The Charleston City Market and San Francisco's Ferry Building have more in common than one might think.

They're both the focal point of their port city's respective Market streets, historic and iconic works of civic architecture.

And time has passed them by -- at least as far as their original intended use.

Far fewer people arrive in San Francisco by boat these days, while trucks and highways and grocery stores long ago reshaped the way we distribute food.

So saving these respective landmarks required some creativity and flexibility.

The renovation of San Francisco's Ferry Building was a preservation achievement of national importance, while the ongoing refurbishing of the City Market looks like it will be, too.

The most recent work at the City Market, the renovation of its largest and westernmost shed, posed the greatest challenge -- and resulted in the greatest positive change -- so far.

To help ensure its success, the design team visited the Ferry Building, the Redding Terminal Market in Philadelphia and other urban markets experiencing a resurgence, says architect Glenn Keyes, who worked with the City Market Preservation Trust, LLC.

The challenge of the western market shed was not simply its size, which is about as big as the market's three eastern sheds combined, but the desire of many vendors there to keep their spaces air-conditioned.

Air conditioning was introduced here in 1972 in a pretty awful way. This shed was a series of boxy (but air-conditioned) rooms linked by a dark, twisting inner corridor that blocked views. There were few chances to enter from either North or South Market streets, making it a sort of large retail intestine.

Keyes says the challenge was restoring the central path and linear view line from Meeting to East Bay streets, creating more attractive retail spaces more consistent with the rest of the market -- but also keeping them cool.

From Church Street, the design got rid of the imposing iron gates, which turned away some. "A lot of people thought it was closed," Keyes says. Also, there are new open-air spaces here to ensure a gentler transition to the air-conditioned space.

From Meeting Street, there also are new open-air spaces that do the same trick.

The shed's floor drops almost 4 feet from Meeting to Church streets, so maintaining handicapped accessibility also posed a challenge. That's why there are three gentle rises of 6 inches each on the easternmost walk. The rest of the interior gradually slopes up the other 2 feet and is 7 feet above sea level at its lowest point, just high enough to escape the Market's occasional flooding.

The most contemporary aspect of the design includes the large glass doors leading into the space. "We just wanted the clear lines," Keyes says.

The open bays, mix of uplighting and goose-neck lights, shelves and cross aisles is much the same as the changes made earlier to the three eastern sheds.

Also, a series of skylights were added along the ridge line to provide even more light. "We thought that was going to be controversial," Keyes says. "But because the pitch of the roof was so shallow, it was not such a huge visual issue."

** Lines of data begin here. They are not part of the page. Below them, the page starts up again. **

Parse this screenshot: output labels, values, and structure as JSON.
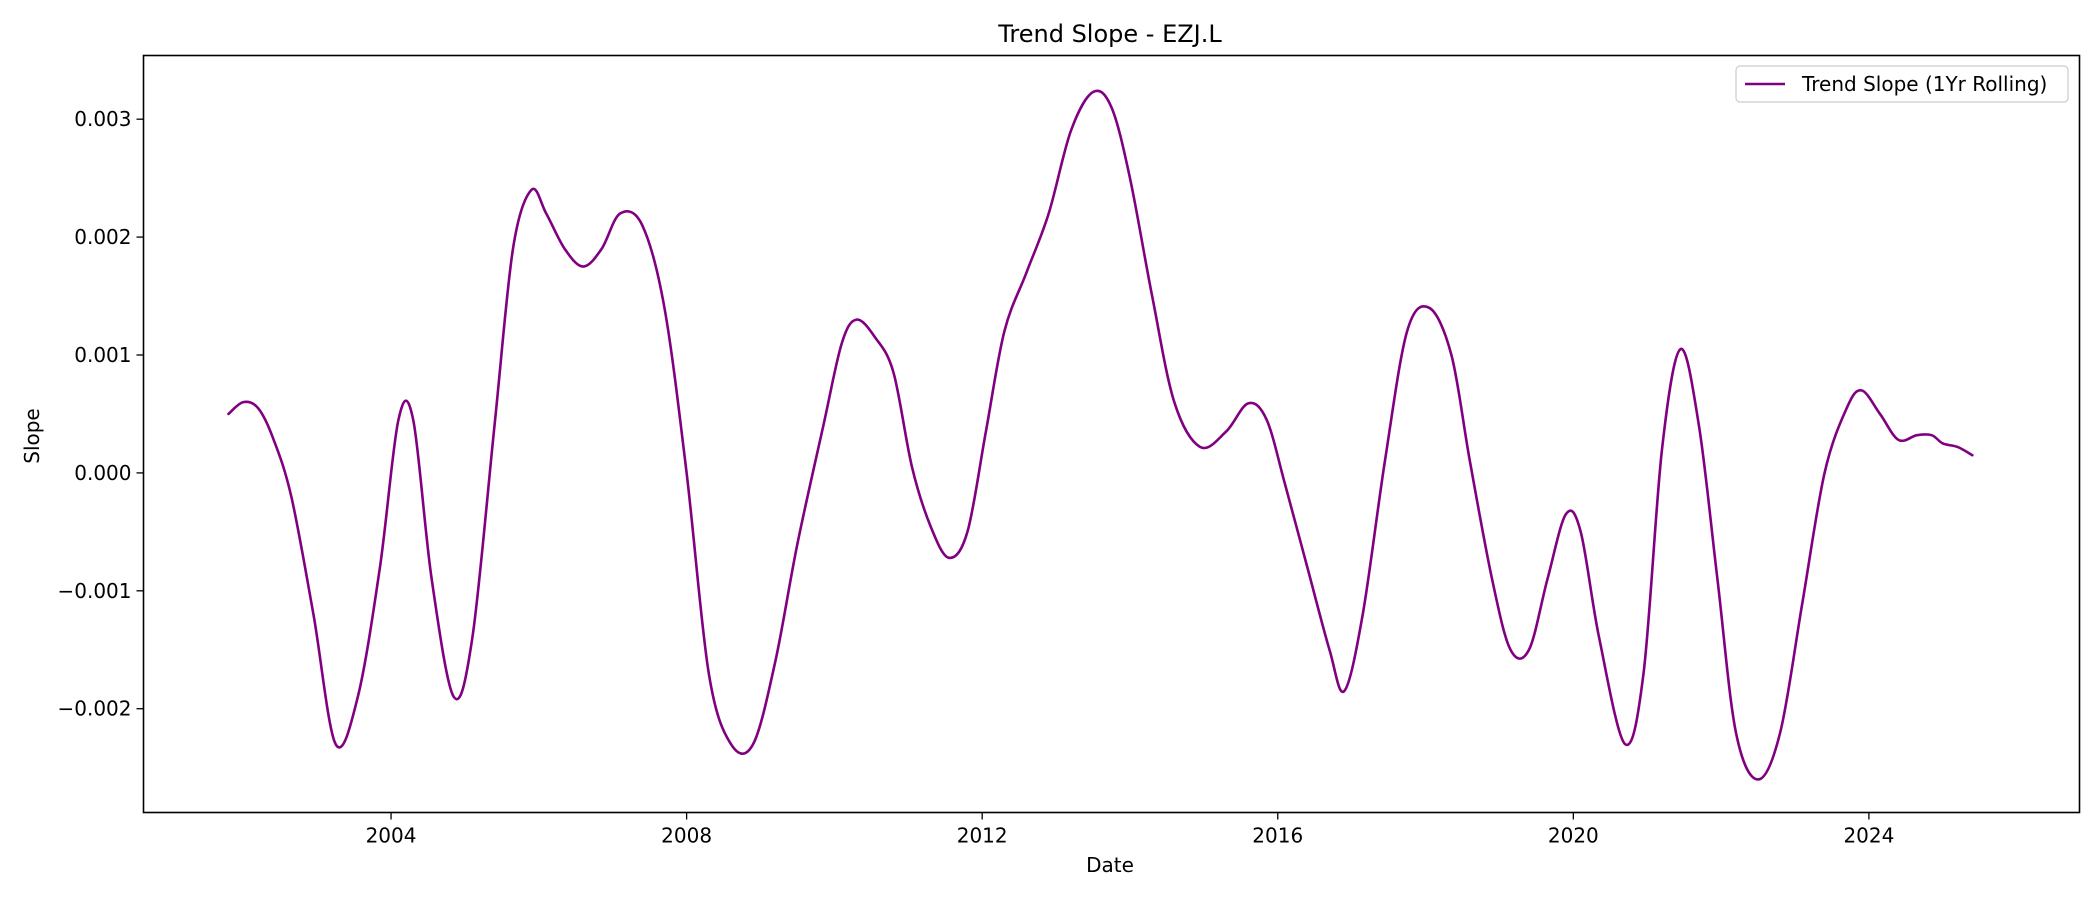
{
  "chart_data": {
    "type": "line",
    "title": "Trend Slope - EZJ.L",
    "xlabel": "Date",
    "ylabel": "Slope",
    "x_ticks": [
      "2004",
      "2008",
      "2012",
      "2016",
      "2020",
      "2024"
    ],
    "y_ticks": [
      "−0.002",
      "−0.001",
      "0.000",
      "0.001",
      "0.002",
      "0.003"
    ],
    "x_tick_values": [
      2004,
      2008,
      2012,
      2016,
      2020,
      2024
    ],
    "y_tick_values": [
      -0.002,
      -0.001,
      0.0,
      0.001,
      0.002,
      0.003
    ],
    "xlim": [
      2000.65,
      2026.85
    ],
    "ylim": [
      -0.00288,
      0.00354
    ],
    "grid": false,
    "legend_position": "top-right",
    "colors": {
      "line": "#800080"
    },
    "series": [
      {
        "name": "Trend Slope (1Yr Rolling)",
        "x": [
          2001.8,
          2002.0,
          2002.2,
          2002.4,
          2002.65,
          2002.95,
          2003.25,
          2003.55,
          2003.85,
          2004.1,
          2004.3,
          2004.55,
          2004.85,
          2005.1,
          2005.4,
          2005.65,
          2005.9,
          2006.1,
          2006.35,
          2006.6,
          2006.85,
          2007.1,
          2007.4,
          2007.7,
          2008.0,
          2008.3,
          2008.6,
          2008.9,
          2009.2,
          2009.5,
          2009.85,
          2010.1,
          2010.3,
          2010.55,
          2010.8,
          2011.05,
          2011.3,
          2011.55,
          2011.8,
          2012.05,
          2012.3,
          2012.6,
          2012.9,
          2013.2,
          2013.5,
          2013.75,
          2014.0,
          2014.3,
          2014.6,
          2014.95,
          2015.3,
          2015.6,
          2015.85,
          2016.1,
          2016.4,
          2016.7,
          2016.9,
          2017.15,
          2017.45,
          2017.75,
          2018.05,
          2018.35,
          2018.6,
          2018.9,
          2019.15,
          2019.4,
          2019.65,
          2019.9,
          2020.1,
          2020.35,
          2020.7,
          2020.95,
          2021.2,
          2021.45,
          2021.7,
          2021.95,
          2022.2,
          2022.5,
          2022.8,
          2023.1,
          2023.4,
          2023.7,
          2023.9,
          2024.15,
          2024.4,
          2024.65,
          2024.85,
          2025.0,
          2025.2,
          2025.4
        ],
        "y": [
          0.0005,
          0.0006,
          0.00055,
          0.0003,
          -0.0002,
          -0.0012,
          -0.0023,
          -0.0019,
          -0.0008,
          0.00045,
          0.00045,
          -0.0009,
          -0.0019,
          -0.0014,
          0.0004,
          0.0019,
          0.0024,
          0.0022,
          0.0019,
          0.00175,
          0.0019,
          0.0022,
          0.0021,
          0.0014,
          0.0,
          -0.0017,
          -0.0023,
          -0.0023,
          -0.0016,
          -0.0006,
          0.0004,
          0.0011,
          0.0013,
          0.00115,
          0.00085,
          5e-05,
          -0.00045,
          -0.00072,
          -0.0005,
          0.00035,
          0.0012,
          0.0017,
          0.0022,
          0.0029,
          0.00323,
          0.0031,
          0.0025,
          0.0015,
          0.0006,
          0.00022,
          0.00035,
          0.00059,
          0.00045,
          -0.0001,
          -0.0008,
          -0.0015,
          -0.00185,
          -0.0012,
          0.0001,
          0.0012,
          0.0014,
          0.001,
          0.0001,
          -0.0009,
          -0.0015,
          -0.0015,
          -0.0009,
          -0.00035,
          -0.0005,
          -0.0014,
          -0.0023,
          -0.0017,
          0.0002,
          0.00105,
          0.0004,
          -0.0009,
          -0.0022,
          -0.0026,
          -0.0022,
          -0.0011,
          0.0,
          0.00055,
          0.0007,
          0.0005,
          0.00028,
          0.00032,
          0.00032,
          0.00025,
          0.00022,
          0.00015
        ]
      }
    ]
  }
}
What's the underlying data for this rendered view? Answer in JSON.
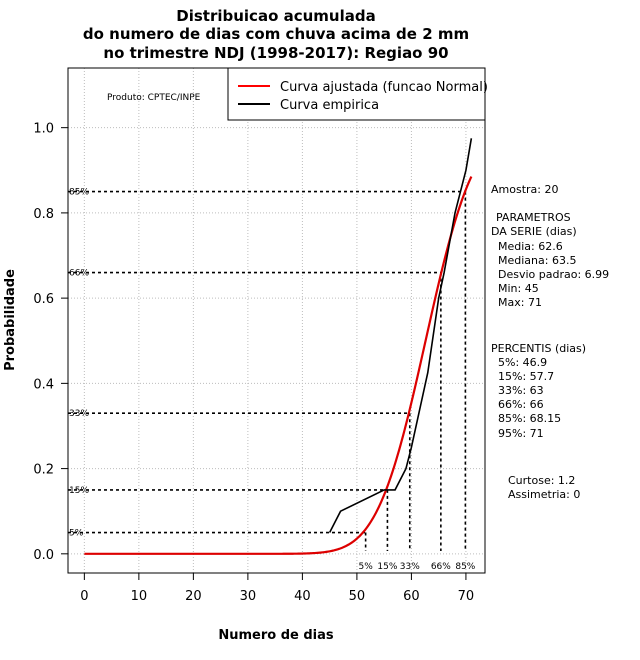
{
  "chart_data": {
    "type": "line",
    "title": [
      "Distribuicao acumulada",
      "do numero de dias com chuva acima de 2 mm",
      "no trimestre NDJ (1998-2017): Regiao 90"
    ],
    "xlabel": "Numero de dias",
    "ylabel": "Probabilidade",
    "xlim": [
      -3,
      73.5
    ],
    "ylim": [
      -0.045,
      1.14
    ],
    "xticks": [
      0,
      10,
      20,
      30,
      40,
      50,
      60,
      70
    ],
    "yticks": [
      0.0,
      0.2,
      0.4,
      0.6,
      0.8,
      1.0
    ],
    "ytick_labels": [
      "0.0",
      "0.2",
      "0.4",
      "0.6",
      "0.8",
      "1.0"
    ],
    "product_label": "Produto: CPTEC/INPE",
    "legend": [
      {
        "label": "Curva ajustada (funcao Normal)",
        "color": "#ff0000"
      },
      {
        "label": "Curva empirica",
        "color": "#000000"
      }
    ],
    "fitted": {
      "mean": 62.6,
      "sd": 6.99,
      "x_start": 0,
      "x_end": 71,
      "color": "#dd0000"
    },
    "empirical": {
      "x": [
        45,
        47,
        55,
        57,
        59,
        60,
        63,
        65,
        66,
        68,
        70,
        71
      ],
      "y": [
        0.05,
        0.1,
        0.15,
        0.15,
        0.2,
        0.25,
        0.425,
        0.6,
        0.66,
        0.8,
        0.9,
        0.975
      ]
    },
    "percentiles": [
      {
        "label": "5%",
        "p": 0.05,
        "x": 51.6
      },
      {
        "label": "15%",
        "p": 0.15,
        "x": 55.6
      },
      {
        "label": "33%",
        "p": 0.33,
        "x": 59.7
      },
      {
        "label": "66%",
        "p": 0.66,
        "x": 65.4
      },
      {
        "label": "85%",
        "p": 0.85,
        "x": 69.9
      }
    ],
    "stats": {
      "amostra": "Amostra: 20",
      "param_title1": "PARAMETROS",
      "param_title2": "DA SERIE (dias)",
      "media": "Media: 62.6",
      "mediana": "Mediana: 63.5",
      "desvio": "Desvio padrao: 6.99",
      "min": "Min: 45",
      "max": "Max: 71",
      "perc_title": "PERCENTIS (dias)",
      "p5": "5%: 46.9",
      "p15": "15%: 57.7",
      "p33": "33%: 63",
      "p66": "66%: 66",
      "p85": "85%: 68.15",
      "p95": "95%: 71",
      "curtose": "Curtose: 1.2",
      "assimetria": "Assimetria: 0"
    }
  }
}
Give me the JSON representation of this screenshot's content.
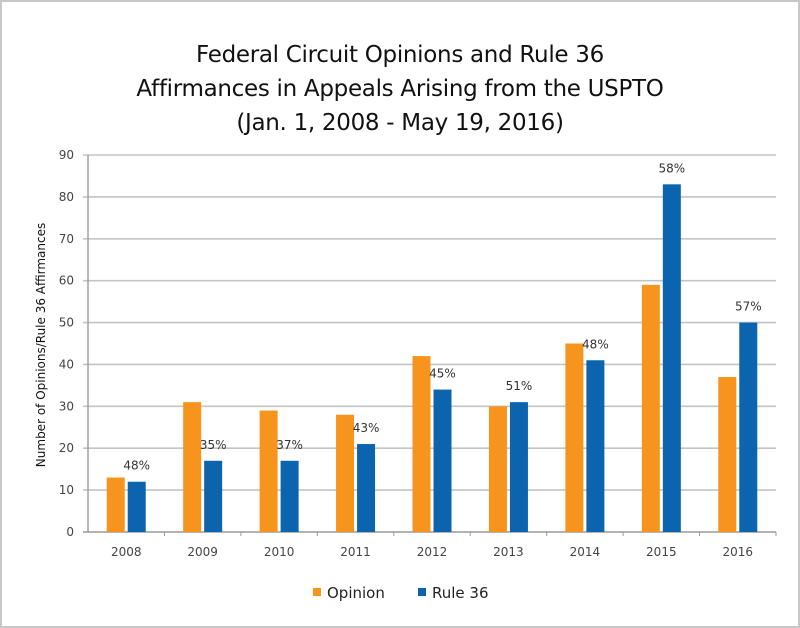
{
  "chart_data": {
    "type": "bar",
    "title_lines": [
      "Federal Circuit Opinions and Rule 36",
      "Affirmances in Appeals Arising from the USPTO",
      "(Jan. 1, 2008 - May 19, 2016)"
    ],
    "xlabel": "",
    "ylabel": "Number of Opinions/Rule 36 Affirmances",
    "ylim": [
      0,
      90
    ],
    "yticks": [
      0,
      10,
      20,
      30,
      40,
      50,
      60,
      70,
      80,
      90
    ],
    "grid": true,
    "legend_position": "bottom",
    "categories": [
      "2008",
      "2009",
      "2010",
      "2011",
      "2012",
      "2013",
      "2014",
      "2015",
      "2016"
    ],
    "series": [
      {
        "name": "Opinion",
        "color": "#F7941D",
        "values": [
          13,
          31,
          29,
          28,
          42,
          30,
          45,
          59,
          37
        ]
      },
      {
        "name": "Rule 36",
        "color": "#0B64AD",
        "values": [
          12,
          17,
          17,
          21,
          34,
          31,
          41,
          83,
          50
        ]
      }
    ],
    "annotations": [
      "48%",
      "35%",
      "37%",
      "43%",
      "45%",
      "51%",
      "48%",
      "58%",
      "57%"
    ]
  }
}
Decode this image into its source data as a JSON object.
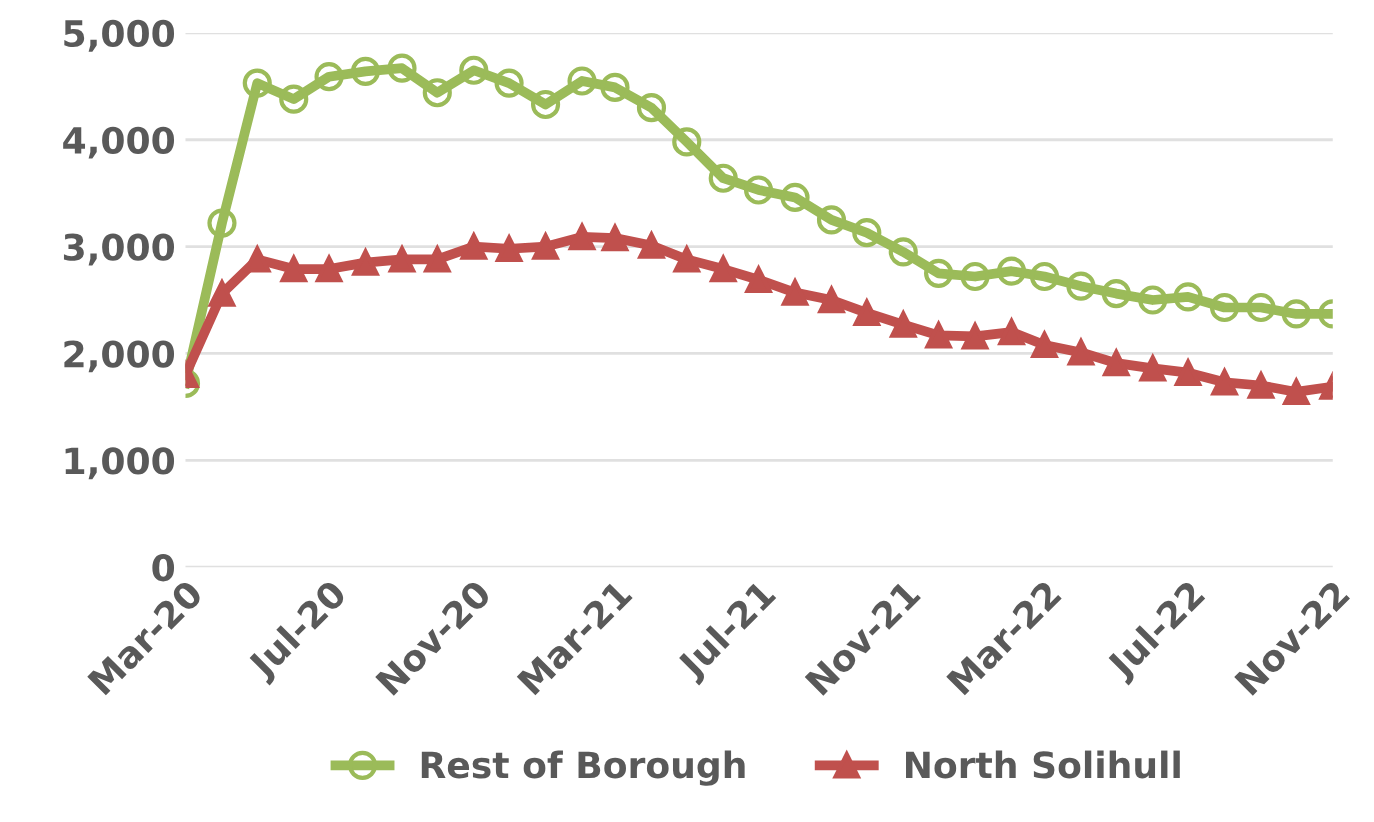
{
  "chart_data": {
    "type": "line",
    "x": [
      "2020-03",
      "2020-04",
      "2020-05",
      "2020-06",
      "2020-07",
      "2020-08",
      "2020-09",
      "2020-10",
      "2020-11",
      "2020-12",
      "2021-01",
      "2021-02",
      "2021-03",
      "2021-04",
      "2021-05",
      "2021-06",
      "2021-07",
      "2021-08",
      "2021-09",
      "2021-10",
      "2021-11",
      "2021-12",
      "2022-01",
      "2022-02",
      "2022-03",
      "2022-04",
      "2022-05",
      "2022-06",
      "2022-07",
      "2022-08",
      "2022-09",
      "2022-10",
      "2022-11"
    ],
    "series": [
      {
        "name": "Rest of Borough",
        "color": "#9bbb59",
        "marker": "circle",
        "values": [
          1720,
          3220,
          4530,
          4380,
          4590,
          4640,
          4670,
          4440,
          4650,
          4530,
          4330,
          4550,
          4490,
          4300,
          3980,
          3640,
          3530,
          3460,
          3250,
          3130,
          2950,
          2750,
          2720,
          2770,
          2720,
          2630,
          2560,
          2500,
          2530,
          2430,
          2430,
          2370,
          2370
        ]
      },
      {
        "name": "North Solihull",
        "color": "#c0504d",
        "marker": "triangle",
        "values": [
          1800,
          2560,
          2880,
          2790,
          2790,
          2850,
          2880,
          2880,
          3000,
          2980,
          3000,
          3090,
          3080,
          3010,
          2880,
          2790,
          2690,
          2570,
          2500,
          2380,
          2270,
          2170,
          2160,
          2200,
          2080,
          2010,
          1910,
          1860,
          1820,
          1730,
          1700,
          1640,
          1690
        ]
      }
    ],
    "xlim": [
      "2020-03",
      "2022-11"
    ],
    "xticks": [
      {
        "value": "2020-03",
        "label": "Mar-20"
      },
      {
        "value": "2020-07",
        "label": "Jul-20"
      },
      {
        "value": "2020-11",
        "label": "Nov-20"
      },
      {
        "value": "2021-03",
        "label": "Mar-21"
      },
      {
        "value": "2021-07",
        "label": "Jul-21"
      },
      {
        "value": "2021-11",
        "label": "Nov-21"
      },
      {
        "value": "2022-03",
        "label": "Mar-22"
      },
      {
        "value": "2022-07",
        "label": "Jul-22"
      },
      {
        "value": "2022-11",
        "label": "Nov-22"
      }
    ],
    "ylim": [
      0,
      5000
    ],
    "yticks": [
      {
        "value": 0,
        "label": "0"
      },
      {
        "value": 1000,
        "label": "1,000"
      },
      {
        "value": 2000,
        "label": "2,000"
      },
      {
        "value": 3000,
        "label": "3,000"
      },
      {
        "value": 4000,
        "label": "4,000"
      },
      {
        "value": 5000,
        "label": "5,000"
      }
    ],
    "grid": "y",
    "legend": "bottom"
  }
}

Instead of the blank stucco panels between the masonry supports, Keyes designed a series of wooden doors. While they're inoperable, they have windows that let merchants advertise their wares to those passing along the street, adding more interest.

Awnings indicate the entrances and there are three places where people can cross through.

The columns are pockets that hide gates that vendors can wrap around their merchandise at day's end to keep it secure.

Vendors have spaces of only 150 square feet to 600 square feet, but those spaces don't feel cramped.

"The aisle essentially becomes part of your store," Keyes says. Vendors can move their merchandise about 2 feet into the center aisle.

All the merchants' signs were designed by graphic artist Gil Shuler and built by the same contractor to ensure continuity. Likewise, the cabinets and interior furniture were designed by Dan Sweeney of Stumphouse Architecture + Design and built by one contractor.

The renovation work also included some important civic service, including two new public restrooms and enclosed space for three large electrical transformers that will allow Market Street's telephone polls to come down by 2013.

Future work will improve the sidewalks alongside the sheds and perhaps even recreate the shed just east of East Bay -- the one that's been gone since the 1938 tornado --as a local farmer's market.

These changes all would further the City Market Preservation Trust's goal of luring residents -- not just tourists.

But those of us who live here should check out the change that's already arrived.